ISCA Archive Interspeech 2016
ISCA Archive Interspeech 2016

Noise and Metadata Sensitive Bottleneck Features for Improving Speaker Recognition with Non-Native Speech Input

Yao Qian, Jidong Tao, David Suendermann-Oeft, Keelan Evanini, Alexei V. Ivanov, Vikram Ramanarayanan

Recently, text independent speaker recognition systems with phonetically-aware DNNs, which allow the comparison among different speakers with “soft-aligned” phonetic content, have significantly outperformed standard i-vector based systems [9–12]. However, when applied to speaker recognition on a non-native spontaneous corpus, DNN-based speaker recognition does not show its superior performance due to the relatively lower accuracy of phonetic content recognition. In this paper, noise-aware features and multi-task learning are investigated to improve the alignment of speech feature frames into the sub-phonemic “senone” space and to “distill” the L1 (native language) information of the test takers into bottleneck features (BNFs), which we refer to as metadata sensitive BNFs.
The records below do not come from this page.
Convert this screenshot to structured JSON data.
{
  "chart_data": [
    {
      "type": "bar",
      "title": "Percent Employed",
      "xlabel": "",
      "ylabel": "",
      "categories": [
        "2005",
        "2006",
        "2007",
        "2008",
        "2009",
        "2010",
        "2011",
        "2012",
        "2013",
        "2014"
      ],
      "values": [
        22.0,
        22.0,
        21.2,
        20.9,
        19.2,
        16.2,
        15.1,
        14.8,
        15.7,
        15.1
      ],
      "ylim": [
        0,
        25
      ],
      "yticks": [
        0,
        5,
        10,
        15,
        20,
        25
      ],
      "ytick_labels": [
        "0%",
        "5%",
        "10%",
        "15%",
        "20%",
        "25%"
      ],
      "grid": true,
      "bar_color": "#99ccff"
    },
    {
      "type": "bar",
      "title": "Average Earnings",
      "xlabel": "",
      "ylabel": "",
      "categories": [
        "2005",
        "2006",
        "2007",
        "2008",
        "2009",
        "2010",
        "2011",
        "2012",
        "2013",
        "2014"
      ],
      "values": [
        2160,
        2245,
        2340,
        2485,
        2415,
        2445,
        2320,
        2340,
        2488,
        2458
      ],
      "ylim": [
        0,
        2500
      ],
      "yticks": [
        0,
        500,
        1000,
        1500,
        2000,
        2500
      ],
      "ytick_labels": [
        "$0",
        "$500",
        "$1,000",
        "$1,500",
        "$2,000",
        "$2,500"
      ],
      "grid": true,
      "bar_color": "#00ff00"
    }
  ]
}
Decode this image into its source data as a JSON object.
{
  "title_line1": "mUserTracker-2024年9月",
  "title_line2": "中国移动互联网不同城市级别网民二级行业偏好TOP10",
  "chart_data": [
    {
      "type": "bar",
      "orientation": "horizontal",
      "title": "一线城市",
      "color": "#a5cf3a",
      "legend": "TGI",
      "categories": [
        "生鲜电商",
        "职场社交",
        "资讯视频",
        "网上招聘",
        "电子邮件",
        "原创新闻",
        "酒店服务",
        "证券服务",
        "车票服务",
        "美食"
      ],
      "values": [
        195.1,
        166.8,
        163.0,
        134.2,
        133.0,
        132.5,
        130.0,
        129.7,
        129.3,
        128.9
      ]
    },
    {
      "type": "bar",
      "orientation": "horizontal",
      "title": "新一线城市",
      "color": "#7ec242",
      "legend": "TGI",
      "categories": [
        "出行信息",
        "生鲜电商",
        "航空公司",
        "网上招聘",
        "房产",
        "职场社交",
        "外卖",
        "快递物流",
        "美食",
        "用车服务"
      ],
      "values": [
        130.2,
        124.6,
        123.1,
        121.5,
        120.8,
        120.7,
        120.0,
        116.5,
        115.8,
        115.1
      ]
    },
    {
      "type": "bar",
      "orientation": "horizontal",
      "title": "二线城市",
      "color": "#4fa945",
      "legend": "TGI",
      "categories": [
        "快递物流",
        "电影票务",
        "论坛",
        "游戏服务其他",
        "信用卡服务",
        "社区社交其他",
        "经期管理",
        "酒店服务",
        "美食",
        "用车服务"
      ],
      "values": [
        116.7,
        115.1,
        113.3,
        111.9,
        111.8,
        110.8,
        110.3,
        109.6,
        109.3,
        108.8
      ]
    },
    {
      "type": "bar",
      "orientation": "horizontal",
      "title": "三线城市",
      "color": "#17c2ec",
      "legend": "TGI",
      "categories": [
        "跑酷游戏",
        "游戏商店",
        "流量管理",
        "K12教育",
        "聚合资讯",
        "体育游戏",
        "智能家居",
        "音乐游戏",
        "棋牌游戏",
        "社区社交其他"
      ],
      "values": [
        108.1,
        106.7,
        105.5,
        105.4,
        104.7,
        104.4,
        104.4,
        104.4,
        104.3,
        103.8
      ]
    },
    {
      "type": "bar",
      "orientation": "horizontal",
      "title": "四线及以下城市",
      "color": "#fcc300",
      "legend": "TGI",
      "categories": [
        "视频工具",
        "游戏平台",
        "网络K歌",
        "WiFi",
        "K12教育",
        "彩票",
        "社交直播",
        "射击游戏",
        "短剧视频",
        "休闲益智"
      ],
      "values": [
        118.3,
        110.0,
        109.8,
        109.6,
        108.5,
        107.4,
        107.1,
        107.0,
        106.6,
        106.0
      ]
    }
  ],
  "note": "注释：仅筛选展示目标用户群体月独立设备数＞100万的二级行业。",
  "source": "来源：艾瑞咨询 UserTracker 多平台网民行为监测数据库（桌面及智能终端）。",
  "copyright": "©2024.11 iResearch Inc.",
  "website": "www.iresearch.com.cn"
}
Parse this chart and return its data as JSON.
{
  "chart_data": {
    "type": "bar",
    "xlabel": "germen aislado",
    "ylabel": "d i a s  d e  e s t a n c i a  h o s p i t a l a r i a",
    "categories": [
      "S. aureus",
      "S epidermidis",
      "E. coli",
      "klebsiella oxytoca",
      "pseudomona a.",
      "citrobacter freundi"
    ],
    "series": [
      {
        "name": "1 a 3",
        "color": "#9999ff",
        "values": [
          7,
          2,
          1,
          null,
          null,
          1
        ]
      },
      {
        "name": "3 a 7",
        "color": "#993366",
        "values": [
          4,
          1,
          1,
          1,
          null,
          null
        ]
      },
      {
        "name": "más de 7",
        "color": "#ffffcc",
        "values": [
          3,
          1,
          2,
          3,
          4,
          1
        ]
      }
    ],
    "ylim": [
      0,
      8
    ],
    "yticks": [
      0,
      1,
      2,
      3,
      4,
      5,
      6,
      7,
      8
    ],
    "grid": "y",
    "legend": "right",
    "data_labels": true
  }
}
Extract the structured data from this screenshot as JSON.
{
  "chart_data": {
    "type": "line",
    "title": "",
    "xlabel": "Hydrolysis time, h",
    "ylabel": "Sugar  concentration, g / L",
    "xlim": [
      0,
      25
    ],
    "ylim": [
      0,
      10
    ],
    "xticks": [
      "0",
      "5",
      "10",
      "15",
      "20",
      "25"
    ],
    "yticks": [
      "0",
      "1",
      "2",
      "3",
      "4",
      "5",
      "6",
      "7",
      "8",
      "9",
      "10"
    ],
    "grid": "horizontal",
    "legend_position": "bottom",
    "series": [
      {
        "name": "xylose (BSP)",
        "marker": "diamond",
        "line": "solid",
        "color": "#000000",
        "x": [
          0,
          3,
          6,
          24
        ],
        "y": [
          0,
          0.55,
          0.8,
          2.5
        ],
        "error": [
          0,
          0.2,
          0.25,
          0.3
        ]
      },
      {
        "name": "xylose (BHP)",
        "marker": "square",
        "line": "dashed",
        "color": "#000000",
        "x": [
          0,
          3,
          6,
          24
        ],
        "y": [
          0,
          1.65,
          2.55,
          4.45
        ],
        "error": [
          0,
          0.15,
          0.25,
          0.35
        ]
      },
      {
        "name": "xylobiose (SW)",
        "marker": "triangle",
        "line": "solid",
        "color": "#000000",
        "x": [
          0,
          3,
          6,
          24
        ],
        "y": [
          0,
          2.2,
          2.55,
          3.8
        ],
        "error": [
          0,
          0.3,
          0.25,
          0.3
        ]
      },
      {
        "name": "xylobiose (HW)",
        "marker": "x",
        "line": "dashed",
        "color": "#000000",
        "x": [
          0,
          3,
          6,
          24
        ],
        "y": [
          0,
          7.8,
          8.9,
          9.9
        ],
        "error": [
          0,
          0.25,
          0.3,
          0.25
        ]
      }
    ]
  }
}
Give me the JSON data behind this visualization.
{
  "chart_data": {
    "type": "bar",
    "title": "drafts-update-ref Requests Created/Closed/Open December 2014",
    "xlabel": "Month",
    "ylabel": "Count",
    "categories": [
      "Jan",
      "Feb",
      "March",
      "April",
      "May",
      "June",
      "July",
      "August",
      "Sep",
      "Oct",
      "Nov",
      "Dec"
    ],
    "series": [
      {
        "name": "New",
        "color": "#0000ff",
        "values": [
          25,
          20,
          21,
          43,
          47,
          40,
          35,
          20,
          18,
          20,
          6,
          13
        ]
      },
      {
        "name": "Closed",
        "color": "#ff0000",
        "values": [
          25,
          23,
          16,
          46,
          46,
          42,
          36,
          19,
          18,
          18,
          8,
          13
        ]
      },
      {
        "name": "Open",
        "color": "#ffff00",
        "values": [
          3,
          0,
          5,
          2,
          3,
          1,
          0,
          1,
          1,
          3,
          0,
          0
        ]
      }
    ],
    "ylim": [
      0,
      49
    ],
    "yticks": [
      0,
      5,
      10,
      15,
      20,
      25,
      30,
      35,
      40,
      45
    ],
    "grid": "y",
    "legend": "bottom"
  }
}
Experimental results show that the system with metadata sensitive BNFs can improve speaker recognition performance by a 23.9% relative reduction in equal error rate (EER) compared to the baseline i-vector system. In addition, L1 info is just used to train the BNFs extractor, so it is not necessary to be used as input for BNFs extraction, i-vector extraction and scoring for the enrollment and evaluation sets, which can avoid the use of erroneous L1s claimed by imposters.